L'albero della storia è sempre verde

L'albero della storia è sempre verde

"Teniamo ben ferma la comprensione del fatto che, di regola, le classi dominanti vincono sempre perché sempre in possesso della comprensione della totalità concettuale della riproduzione sociale, e le classi dominate perdono sempre per la loro stupidità strategica, dovuta all’impossibilità materiale di accedere a questa comprensione intellettuale. Nella storia universale comparata non vi sono assolutamente eccezioni. La prima e l’unica eccezione è il 1917 russo. Per questo, sul piano storico-mondiale, Lenin è molto più grande di Marx. Marx è soltanto il coronamento del grande pensiero idealistico ed umanistico tedesco, ed il fondatore del metodo della comprensione della storia attraverso i modi di produzione. Ma Lenin è molto di più. Lenin è il primo esempio storico in assoluto in cui le classi dominate, sia pure purtroppo soltanto per pochi decenni, hanno potuto vincere contro le classi dominanti. Bisogna dunque studiare con attenzione sia le ragioni della vittoria che le ragioni della sconfitta. Ma esse stanno in un solo complesso di problemi, la natura del partito comunista ed il suo rovesciamento posteriore classistico, individualistico e soprattutto anti- comunitario" Costanzo Preve da "Il modo di produzione comunitario. Il problema del comunismo rimesso sui piedi"

lunedì 15 settembre 2014

Trasporto ferroviario, e non si dica che non ci sia richiesta di un trasporto pubblico adeguato

GIOIOSA J. (RC). Domani manifestazione”In difesa della ferrovia jonica”

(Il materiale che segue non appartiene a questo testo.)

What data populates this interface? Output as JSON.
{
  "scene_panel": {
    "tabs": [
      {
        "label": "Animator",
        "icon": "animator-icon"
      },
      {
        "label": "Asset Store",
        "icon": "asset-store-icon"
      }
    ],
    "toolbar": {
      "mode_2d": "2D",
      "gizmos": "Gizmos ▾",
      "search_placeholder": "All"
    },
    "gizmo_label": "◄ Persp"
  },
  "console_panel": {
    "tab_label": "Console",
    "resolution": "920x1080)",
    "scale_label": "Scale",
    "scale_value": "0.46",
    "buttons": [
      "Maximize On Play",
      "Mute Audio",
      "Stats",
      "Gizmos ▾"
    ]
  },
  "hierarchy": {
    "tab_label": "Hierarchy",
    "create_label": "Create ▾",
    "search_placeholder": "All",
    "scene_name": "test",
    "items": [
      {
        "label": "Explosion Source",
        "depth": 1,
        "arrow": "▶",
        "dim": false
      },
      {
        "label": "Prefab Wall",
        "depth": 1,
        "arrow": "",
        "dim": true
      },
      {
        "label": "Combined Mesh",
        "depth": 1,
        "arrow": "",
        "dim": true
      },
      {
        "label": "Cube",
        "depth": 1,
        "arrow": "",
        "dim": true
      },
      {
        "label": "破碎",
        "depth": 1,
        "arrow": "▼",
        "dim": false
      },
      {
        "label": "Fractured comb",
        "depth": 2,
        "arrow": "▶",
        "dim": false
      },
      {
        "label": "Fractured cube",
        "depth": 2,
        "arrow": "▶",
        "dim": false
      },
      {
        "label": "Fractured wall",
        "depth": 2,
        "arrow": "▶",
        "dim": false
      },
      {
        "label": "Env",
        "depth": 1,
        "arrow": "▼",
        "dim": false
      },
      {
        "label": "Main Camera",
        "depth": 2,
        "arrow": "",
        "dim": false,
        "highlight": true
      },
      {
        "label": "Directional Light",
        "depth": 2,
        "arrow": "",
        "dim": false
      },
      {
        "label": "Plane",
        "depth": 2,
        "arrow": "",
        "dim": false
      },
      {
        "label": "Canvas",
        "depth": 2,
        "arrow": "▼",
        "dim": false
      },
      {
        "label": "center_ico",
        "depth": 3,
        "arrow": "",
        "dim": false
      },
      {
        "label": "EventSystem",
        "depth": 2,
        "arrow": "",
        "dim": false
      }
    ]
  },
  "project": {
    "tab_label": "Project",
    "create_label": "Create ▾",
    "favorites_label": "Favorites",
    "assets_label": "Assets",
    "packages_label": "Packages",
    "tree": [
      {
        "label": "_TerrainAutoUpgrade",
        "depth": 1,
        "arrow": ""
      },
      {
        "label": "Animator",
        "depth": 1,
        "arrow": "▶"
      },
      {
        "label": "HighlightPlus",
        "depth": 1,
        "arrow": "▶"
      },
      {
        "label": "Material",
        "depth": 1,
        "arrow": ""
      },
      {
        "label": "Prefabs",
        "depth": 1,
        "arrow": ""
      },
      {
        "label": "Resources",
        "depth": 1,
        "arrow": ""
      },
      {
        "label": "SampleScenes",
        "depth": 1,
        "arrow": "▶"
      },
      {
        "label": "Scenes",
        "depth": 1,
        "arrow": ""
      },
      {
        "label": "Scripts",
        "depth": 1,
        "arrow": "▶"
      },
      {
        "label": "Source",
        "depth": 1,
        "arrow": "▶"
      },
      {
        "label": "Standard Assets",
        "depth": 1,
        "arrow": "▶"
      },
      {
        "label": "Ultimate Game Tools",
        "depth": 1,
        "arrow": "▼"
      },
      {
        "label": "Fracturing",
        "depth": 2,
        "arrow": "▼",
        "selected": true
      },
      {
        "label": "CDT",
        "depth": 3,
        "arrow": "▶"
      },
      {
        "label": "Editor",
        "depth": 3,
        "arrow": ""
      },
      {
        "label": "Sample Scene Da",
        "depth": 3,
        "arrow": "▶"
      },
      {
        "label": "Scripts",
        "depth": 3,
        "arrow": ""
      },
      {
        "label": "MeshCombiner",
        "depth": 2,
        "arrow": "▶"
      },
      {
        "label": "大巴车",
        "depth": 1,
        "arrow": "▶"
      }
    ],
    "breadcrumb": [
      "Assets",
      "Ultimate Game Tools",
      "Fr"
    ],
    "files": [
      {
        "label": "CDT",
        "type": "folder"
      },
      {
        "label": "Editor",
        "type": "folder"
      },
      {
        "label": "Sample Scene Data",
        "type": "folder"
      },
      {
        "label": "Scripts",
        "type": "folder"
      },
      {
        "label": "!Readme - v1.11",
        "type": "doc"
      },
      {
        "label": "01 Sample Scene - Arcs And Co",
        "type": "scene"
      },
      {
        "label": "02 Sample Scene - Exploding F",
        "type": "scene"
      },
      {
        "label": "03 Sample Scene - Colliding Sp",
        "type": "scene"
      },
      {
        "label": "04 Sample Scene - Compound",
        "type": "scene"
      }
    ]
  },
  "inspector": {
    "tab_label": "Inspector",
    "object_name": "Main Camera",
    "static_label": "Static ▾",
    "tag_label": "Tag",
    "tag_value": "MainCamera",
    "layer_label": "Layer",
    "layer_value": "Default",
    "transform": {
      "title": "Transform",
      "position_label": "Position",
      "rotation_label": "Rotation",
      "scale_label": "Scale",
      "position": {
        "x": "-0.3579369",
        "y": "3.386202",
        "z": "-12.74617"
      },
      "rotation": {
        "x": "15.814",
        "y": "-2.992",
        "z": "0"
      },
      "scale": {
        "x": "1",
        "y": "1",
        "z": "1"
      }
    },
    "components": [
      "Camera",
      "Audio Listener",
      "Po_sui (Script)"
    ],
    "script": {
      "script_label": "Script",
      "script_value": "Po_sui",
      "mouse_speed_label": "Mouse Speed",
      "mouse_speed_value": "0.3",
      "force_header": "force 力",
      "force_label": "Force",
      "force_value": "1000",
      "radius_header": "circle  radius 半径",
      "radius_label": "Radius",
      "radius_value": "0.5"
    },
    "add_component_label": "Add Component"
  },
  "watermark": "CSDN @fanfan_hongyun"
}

E’ indetta per Lunedì 15, alle ore 11 nel Piazzale della Stazione FS di  Marina di Gioiosa Ionica, la manifestazione”In difesa della ferrovia jonica”. Le associazioni e i comuni aderenti protestano contro quelli che sono i programmi di gestione di RFI e la decisione di declassare a “fermate”  una decina di stazioni (ma dovrebbero essere forse il doppio) entro dicembre 2014.
Un’altra scure sta per abbattersi quindi, sulla linea ferroviaria Reggio Calabria - Metaponto. Tecnicamente, tale declassamento consiste nella soppressione dei binari di precedenza ed incrocio e relativi apparati di segnalamento, che normalmente caratterizzano le stazioni ferroviarie, e che permettono di effettuare manovre dei convogli ferroviari, ed in particolare incroci tra treni marcianti in senso opposto, e precedenze, per esempio tra un treno più veloce che “supera” uno più lento. La riduzione del numero di stazioni, e relativa trasformazione in fermate sulla linea ionica si tradurrà in pesanti ripercussioni sul traffico ferroviario potenziale: si determinerà una riduzione di potenzialità (capacità di transito) ed un prevedibile allungamento dei tempi di viaggio in ragione delle maggiori distanze interstazione. Le stazioni che subiranno il definitivo taglio e che rimarranno a singolo binario, saranno le seguenti: Marina di San Lorenzo, Bova Marina, Capo Spartivento, Ferruzzano, Ardore, Gioiosa Jonica, Caulonia, Riace, Squillace, Roccabernarda, Isola di Capo Rizzuto, Roseto Capo Spulico, Policoro-Tursi. E’ il risultato di una odiosa politica nazionale di “right sizing” di RFI che si prefigura come una ulteriore pericolosa tappa verso lo smantellamento dell’intera linea ionica da Melito a Metaponto. A Marina di San Lorenzo hanno già tagliato, ora si apprestano a continuare.
Con la manifestazione perciò si vuole impedire quanto sopra, rivendicare il diritto al trasporto ferroviario sulla costa ionica su standard europei e  chiamare i politici alle loro responsabilità.
Si invitano gli organi di stampa a volerne dare ampia diffusione e tutti i cittadini, gli utenti, le Associazioni,  i Movimenti attivi sul territorio a essere presenti per far sentire forte la nostra voce.